La semana pasada, la revista Forbes publicó en su portal de Internet extractos de una entrevista a Carlos Slim, donde afirma que los empresarios resolverían más fácilmente los problemas de México debido a que tienen más experiencia manejando recursos que los políticos. Todavía más cuando los últimos, según el empresario, sólo piensan en elecciones y popularidad. ¿Qué tan cierta es esa afirmación?
Aunque se espera que un empresario tenga amplia experiencia en el manejo de recursos, las perspectivas entre los sectores público y privado son distintas; lo cual hace la diferencia entre administrar y gobernar sin que eso demerite a alguno de los actores.
Para decir lo anterior de otra forma, una empresa, por más grande que sea, representa a uno de tantos grupos de interés que existen en toda sociedad moderna. Es decir, su perspectiva será siempre parcial.

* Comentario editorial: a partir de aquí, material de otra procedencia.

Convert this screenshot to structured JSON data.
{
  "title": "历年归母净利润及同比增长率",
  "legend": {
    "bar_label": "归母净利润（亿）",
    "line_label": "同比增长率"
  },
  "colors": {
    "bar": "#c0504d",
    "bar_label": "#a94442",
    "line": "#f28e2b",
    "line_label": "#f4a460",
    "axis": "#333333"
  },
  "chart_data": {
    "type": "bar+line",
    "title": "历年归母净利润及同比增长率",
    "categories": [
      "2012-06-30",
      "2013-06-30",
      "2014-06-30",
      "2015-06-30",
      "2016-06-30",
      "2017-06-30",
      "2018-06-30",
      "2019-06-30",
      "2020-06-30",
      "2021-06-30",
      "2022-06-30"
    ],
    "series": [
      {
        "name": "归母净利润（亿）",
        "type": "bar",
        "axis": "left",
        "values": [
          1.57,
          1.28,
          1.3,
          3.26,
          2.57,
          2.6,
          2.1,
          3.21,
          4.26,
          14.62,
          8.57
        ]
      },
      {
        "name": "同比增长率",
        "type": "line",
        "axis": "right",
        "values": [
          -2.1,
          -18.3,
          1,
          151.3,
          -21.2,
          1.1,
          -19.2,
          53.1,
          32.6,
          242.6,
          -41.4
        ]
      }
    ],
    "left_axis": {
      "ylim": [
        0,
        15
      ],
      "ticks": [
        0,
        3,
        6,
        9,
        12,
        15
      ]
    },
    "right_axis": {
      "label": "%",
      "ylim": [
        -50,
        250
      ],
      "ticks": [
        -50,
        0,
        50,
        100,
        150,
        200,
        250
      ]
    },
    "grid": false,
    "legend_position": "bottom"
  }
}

En ese esquema muchas veces lucharán contra otros por bienes limitados, aunque pueden aliarse en ocasiones. Por ello, sus relaciones con el sector público se concentrarán en influir en la asignación de esos bienes frente al gobierno o al Congreso.
Por otra parte, en los órganos públicos convergen todos los intereses parciales de la sociedad, ya sea porque estén representados en una asamblea o porque tengan que cabildear. De esta forma un político debe desarrollar habilidades distintas a los empresarios, como mediar entre intereses distintos para generar mejores leyes y políticas públicas donde nadie salga perjudicado.
¿Puede un empresario ser un buen político? No necesariamente, toda vez que no se requieren exactamente las mismas habilidades para triunfar en cualquiera de estos sectores. Y a final de cuentas, sólo un empresario con alguna ambición pública se decidiría a dar el salto, dados los costos de oportunidad podría implicar.
No obstante lo anterior, hay dos criterios empresariales que podrían servir para entender mejor a la política:
En primer lugar, el principio de teoría organizacional según el cual 95% de los problemas se debe a procesos fallidos antes que a errores de las personas. Se nos ha hecho creer que el cambio político vendrá a través de la alternancia en el poder, y esto ha arrojado resultados muy pobres. Sería recomendable que los empresarios, en lugar de pensar que la solución a los problemas dependerá de tal o cual candidato, comenzaran a analizar las reglas del juego desde esta perspectiva. Quizás las demandas cambarían considerablemente.
El segundo criterio es más práctico. Un empresario sabe que necesita evaluar constantemente a su personal, pudiéndolo premiar con la promoción o castigarlo con el despido. En este punto una empresa y una democracia funcional son idénticas. Los políticos no son entes morales que deberían tomar decisiones con base en algo que se llama “los intereses nacionales”. Tampoco resuelven los problemas gracias a su “voluntad” por negociar. Lejos de ello, en casi todos los países los gobernantes y legisladores se sujetan a la evaluación de la ciudadanía al competir por el mismo puesto que ocupan. Aquí no sucede y por eso los partidos deciden los premios y castigos que darán a sus afiliados, no nosotros.
Los empresarios son actores relevantes para la vida de nuestro país. Sin embargo, y aunque el sector privado comparte muchos principios organizacionales con el público, hay diferencias que marcan las habilidades y vocaciones que se necesitan para triunfar. ¿Serían los empresarios buenos políticos, como afirma Slim? No necesariamente.
Por ello es recomendable que, si desea ser competitivo, el empresario conozca más los procesos, lenguajes y reglas de la vida pública; aunque no implique necesariamente postularse a un cargo en el ejecutivo o el legislativo. A esto se le puede llamar “invertir en política”.